There are many causes of brain fog, some of which were touched on above. For women, and particularly mothers, the most common reasons might include:

· Stress: When you experience stress, particularly chronic stress, it can cause mental fatigue as well as a host of other symptoms and side effects. When your brain is tired, it’s more challenging to think and focus. Stress can also trigger other mental health conditions, such as depression.

· Lack of sleep: Not getting enough sleep can make not just your body but also your brain tired. Even if you think you get enough sleep, if it’s not quality sleep, it may be difficult to focus.

· Hormones: When you’re pregnant, there are changes in progesterone and estrogen that can lead to brain fog. Also, if you’re going through menopause, you may have symptoms of brain fog because of declines in estrogen.

· Diet: Having a diet high in processed foods, dairy, or foods that perhaps you’re sensitive to can lead to brain fog. Deficiencies in certain vitamins, such as B12, can also trigger brain fog.
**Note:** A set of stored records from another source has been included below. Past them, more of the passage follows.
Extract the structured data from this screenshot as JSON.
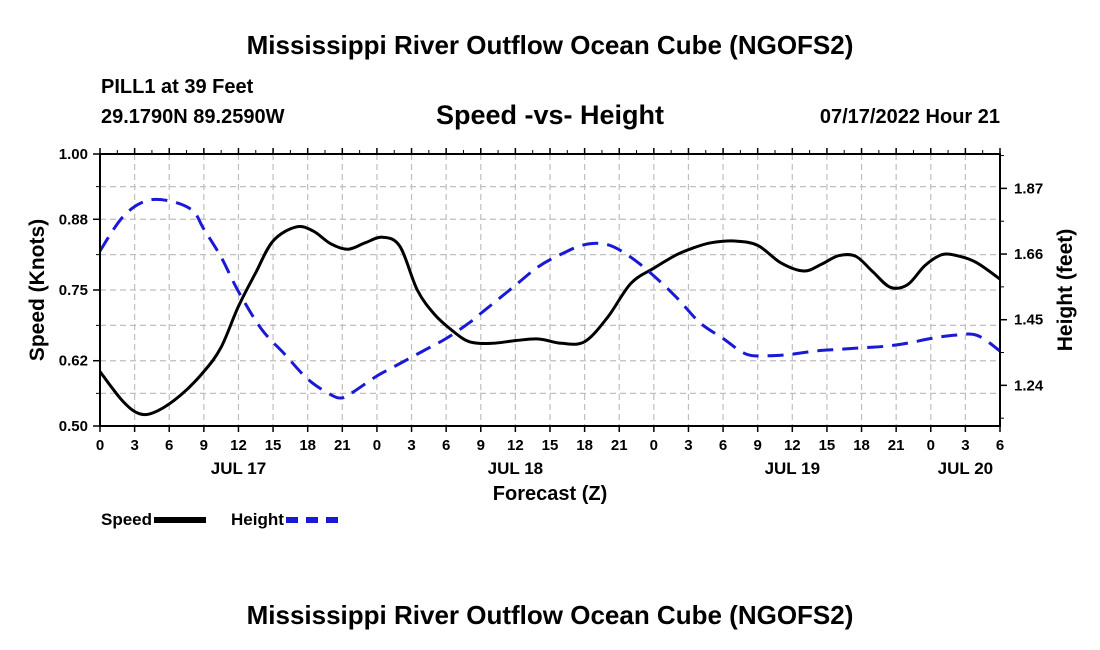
{
  "page": {
    "title": "Mississippi River Outflow Ocean Cube (NGOFS2)",
    "footer_title": "Mississippi River Outflow Ocean Cube (NGOFS2)",
    "station": "PILL1 at 39 Feet",
    "coords": "29.1790N  89.2590W",
    "subtitle": "Speed -vs- Height",
    "date": "07/17/2022 Hour 21"
  },
  "legend": {
    "speed_label": "Speed",
    "height_label": "Height"
  },
  "colors": {
    "speed": "#000000",
    "height": "#1a1ad6",
    "grid": "#bfbfbf"
  },
  "chart_data": {
    "type": "line",
    "title": "Speed -vs- Height",
    "xlabel": "Forecast (Z)",
    "ylabel": "Speed (Knots)",
    "y2label": "Height (feet)",
    "xlim": [
      0,
      78
    ],
    "ylim": [
      0.5,
      1.0
    ],
    "y2lim": [
      1.11,
      1.98
    ],
    "x_ticks": [
      0,
      3,
      6,
      9,
      12,
      15,
      18,
      21,
      24,
      27,
      30,
      33,
      36,
      39,
      42,
      45,
      48,
      51,
      54,
      57,
      60,
      63,
      66,
      69,
      72,
      75,
      78
    ],
    "x_tick_labels": [
      "0",
      "3",
      "6",
      "9",
      "12",
      "15",
      "18",
      "21",
      "0",
      "3",
      "6",
      "9",
      "12",
      "15",
      "18",
      "21",
      "0",
      "3",
      "6",
      "9",
      "12",
      "15",
      "18",
      "21",
      "0",
      "3",
      "6"
    ],
    "y_ticks": [
      0.5,
      0.62,
      0.75,
      0.88,
      1.0
    ],
    "y_tick_labels": [
      "0.50",
      "0.62",
      "0.75",
      "0.88",
      "1.00"
    ],
    "y2_ticks": [
      1.24,
      1.45,
      1.66,
      1.87
    ],
    "y2_tick_labels": [
      "1.24",
      "1.45",
      "1.66",
      "1.87"
    ],
    "date_labels": [
      {
        "label": "JUL 17",
        "x": 12
      },
      {
        "label": "JUL 18",
        "x": 36
      },
      {
        "label": "JUL 19",
        "x": 60
      },
      {
        "label": "JUL 20",
        "x": 75
      }
    ],
    "series": [
      {
        "name": "Speed",
        "axis": "left",
        "style": "solid",
        "x": [
          0,
          2,
          3.5,
          5,
          7,
          9,
          10.5,
          12,
          13.5,
          15,
          17,
          18.5,
          20,
          21.5,
          23,
          24.5,
          26,
          27.5,
          29,
          30.5,
          32,
          34,
          36,
          38,
          40,
          42,
          44,
          46,
          48,
          50,
          51.5,
          53,
          55,
          57,
          59,
          61,
          62.5,
          64,
          65.5,
          67,
          68.5,
          70,
          71.5,
          73,
          74.5,
          76,
          78
        ],
        "values": [
          0.6,
          0.545,
          0.522,
          0.528,
          0.557,
          0.6,
          0.645,
          0.72,
          0.782,
          0.84,
          0.866,
          0.858,
          0.835,
          0.825,
          0.837,
          0.847,
          0.83,
          0.75,
          0.705,
          0.676,
          0.655,
          0.652,
          0.657,
          0.66,
          0.652,
          0.655,
          0.7,
          0.762,
          0.79,
          0.815,
          0.828,
          0.837,
          0.84,
          0.832,
          0.8,
          0.785,
          0.797,
          0.813,
          0.812,
          0.783,
          0.755,
          0.76,
          0.795,
          0.815,
          0.812,
          0.8,
          0.77
        ]
      },
      {
        "name": "Height",
        "axis": "right",
        "style": "dashed",
        "x": [
          0,
          2,
          4,
          6,
          8,
          9,
          10.5,
          12,
          14,
          16,
          18,
          20,
          21,
          22,
          24,
          26,
          28,
          30,
          32,
          33,
          34,
          36,
          38,
          40,
          42,
          44,
          46,
          48,
          50,
          52,
          54,
          56,
          58,
          60,
          62,
          64,
          66,
          68,
          70,
          72,
          74,
          76,
          78
        ],
        "values": [
          1.67,
          1.78,
          1.83,
          1.83,
          1.8,
          1.74,
          1.65,
          1.54,
          1.42,
          1.34,
          1.26,
          1.21,
          1.2,
          1.22,
          1.27,
          1.31,
          1.35,
          1.39,
          1.44,
          1.47,
          1.5,
          1.56,
          1.62,
          1.66,
          1.69,
          1.69,
          1.65,
          1.59,
          1.52,
          1.44,
          1.39,
          1.34,
          1.335,
          1.34,
          1.35,
          1.355,
          1.36,
          1.365,
          1.375,
          1.39,
          1.4,
          1.4,
          1.35
        ]
      }
    ]
  }
}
· Medicine side effects: Some medicines and also chemo treatment may lead to brain fog. If you think medicine is leading you to have brain fog, talk to your doctor. They may be able to prescribe another medicine or change your dosage.

· Medical conditions: Medical conditions that are associated with chronic inflammation can cause brain fog. Other conditions associated with brain fog include autoimmune disease, hypothyroidism, anemia, depression, diabetes, and migraines.

· Obstructive sleep apnea: When you have this condition, you might stop breathing while you’re sleeping, periodically. If you frequently feel sleepy during the day or you snore loudly, it could mean you have obstructive sleep apnea.
Diagnosing Brain Fog

The concept of diagnosing brain fog can be tricky. Again, it’s not a condition in and of itself. Rather, it’s symptomatic of another condition. If you think brain fog is something you’re dealing with, talk to your doctor about your symptoms.

Keep a journal of other symptoms you may experience as well because that might then help your doctor make a diagnosis more easily of an underlying condition like hypothyroidism.

Blood work can also point to an issue that could lead to brain fog. For example, if your glucose levels aren’t normal or your thyroid isn’t functioning properly, it can show up in blood work.

Along with keeping a journal of symptoms, also think about having a journal of foods and drinks you consume to see if these could be triggering it.
Treating Brain Fog

The only way to ultimately treat brain fog is to eliminate or treat the underlying cause.

You can also make changes in your lifestyle that might help you combat brain fog.

For example, eating a healthy, balanced diet without much processed foods can go a long way in helping with brain fog. The Mediterranean diet is one that has been explored as a way to help improve cognitive function. The Mediterranean diet includes fresh fruits and vegetables, fish, and moderate amounts of poultry, with limited red meat.

Exercising more frequently can also help with brain fog. You should aim to get at least 150 minutes of moderate-intensity exercise every week. That will help you sleep better, improve your mental health, and it will also allow more blood to flow to your brain. Aerobic exercise is especially good to improve cognition.